In South Korea, the herbal or botanical medicine extracts were being regulated for the contamination by micro-organisms that were not regulated for herbal materials using micro-organism limit tests. The standards covered the total aerobic bacteria, total fungi, and specific micro-organisms (E. coli, salmonella, pseudomonas aeroginosa, and staphylococcus aureus). China had the standards for herbal extracts covering total aerobic bacteria and total fungi. The specific bacteria were not being regulated. The WHO guideline contains somewhat relaxed criteria for the hot water extracts of botanical drugs covering total aerobic bacteria and total fungi compared to the requirements in effect in South Korea. However, the WHO was recommending the regulation of clostridium and shigella, which were not being regulated in South Korea. The United States and Europe had the standard for total aerobic bacteria and total fungi in raw materials and finished products that were plant-based. Europe also had an additional set of criteria for specific micro-organisms (E. coli and salmonella).

A total of seven documents were identified through the search of international search. The result of the literature review showed that only South Korea had quality management standards for herbal or botanical medicine extracts as a medicine product. The expert meeting brought that a total of six items, which were, respectively, heavy metal, pesticide residues, sulfur dioxide, benzopyrene, mycotoxin, and micro-organism limits, were identified as the hazardous materials in a decoction type of PHMs.
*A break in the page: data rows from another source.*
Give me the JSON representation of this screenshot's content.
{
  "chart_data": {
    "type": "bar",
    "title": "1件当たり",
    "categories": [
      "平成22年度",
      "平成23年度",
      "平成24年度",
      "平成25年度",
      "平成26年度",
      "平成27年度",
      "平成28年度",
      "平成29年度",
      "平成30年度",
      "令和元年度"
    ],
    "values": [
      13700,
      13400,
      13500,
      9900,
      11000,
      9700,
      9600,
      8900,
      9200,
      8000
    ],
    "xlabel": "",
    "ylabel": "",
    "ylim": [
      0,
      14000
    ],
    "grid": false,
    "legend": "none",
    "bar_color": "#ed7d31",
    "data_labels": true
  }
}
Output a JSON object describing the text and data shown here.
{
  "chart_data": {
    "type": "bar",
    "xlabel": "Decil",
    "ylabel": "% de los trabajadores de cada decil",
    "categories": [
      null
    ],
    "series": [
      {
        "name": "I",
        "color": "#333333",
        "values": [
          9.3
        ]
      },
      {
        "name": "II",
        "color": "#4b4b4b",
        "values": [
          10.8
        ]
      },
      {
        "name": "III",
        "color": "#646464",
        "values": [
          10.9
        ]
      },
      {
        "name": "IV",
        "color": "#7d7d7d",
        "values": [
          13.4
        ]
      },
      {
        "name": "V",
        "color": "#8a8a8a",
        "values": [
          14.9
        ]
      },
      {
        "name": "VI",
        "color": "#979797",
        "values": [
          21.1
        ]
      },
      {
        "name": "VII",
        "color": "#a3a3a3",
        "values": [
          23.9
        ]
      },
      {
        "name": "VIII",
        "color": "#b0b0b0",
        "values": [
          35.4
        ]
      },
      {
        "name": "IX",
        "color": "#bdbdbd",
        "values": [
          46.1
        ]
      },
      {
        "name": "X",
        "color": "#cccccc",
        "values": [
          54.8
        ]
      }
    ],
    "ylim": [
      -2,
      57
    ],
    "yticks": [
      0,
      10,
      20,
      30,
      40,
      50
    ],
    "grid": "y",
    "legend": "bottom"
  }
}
However, while the said guideline also contained the management criteria for the solvent for extracting, these were dismissed as deemed irrelevant to decoction medicines, which are extracted using hot water. Finally, the six items below are finalized as the hazardous material management standard for decoctions; (1) individual heavy metals (lead, arsenic, mercury, and cadmium), (2) pesticide residues (five pesticides of organic chlorine types), (3) sulfur dioxide, (4) mycotoxin (total aflatoxin and aflatoxin B1), (5) benzopyrene, (6) micro-organisms (total aerobic bacteria, total fungi, E. coli, salmonella, pseudomonas aeroginosa, and staphylococcus aureus).

The strength of this review is that it is the first study that provided the hazardous material test items and criteria for the decoction types of PHMs and can be used as the basis for introducing a safety management system for the decoction types of PHMs by the government in the future.
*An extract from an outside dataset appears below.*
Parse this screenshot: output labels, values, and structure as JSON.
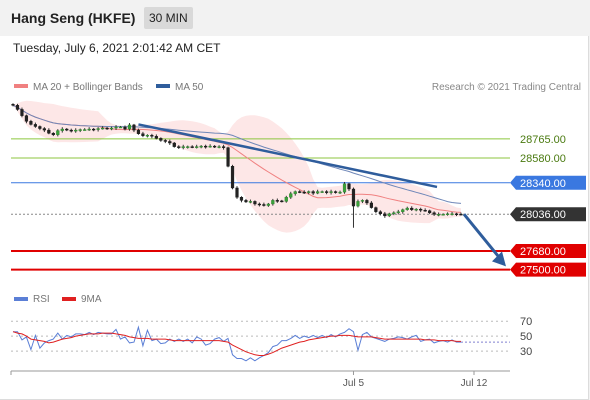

The limitations of this review are as follows; First, this study is found wanting in terms of the credibility of the experts who selected the test items and criteria (there was no sampling) or their representativeness (only a handful of experts). Second, the literature review was limited to the data that were in English or Korean language. Therefore, the databases from the countries which have been using traditional decoction medicines were not included in the study. Finally, no pilot tests to apply the criteria set in this study were conducted.

In the future, it would be necessary to conduct a pilot test to ensure the validity and credibility of the test items, criteria, and methods, as well as their field relevance. Especially, a sufficient number of decoction monitoring, public hearings and gathering of the opinions from the field would have to be conducted. Finally, it would be necessary for the government to introduce the decoction safety management program so that the people of the country may use proven decoction medicines.

5. Conclusion

In this study, the researchers developed a set of safety management standards for the decoction type of PHMs, which included individual heavy metals, pesticide residues, sulfur dioxide, mycotoxin, benzopyrene, and micro-organisms. In the future, it would be necessary to verify the field relevance and applicability of the test items, criteria, and methods by monitoring the decoction medicines prescribed by actual TM clinics.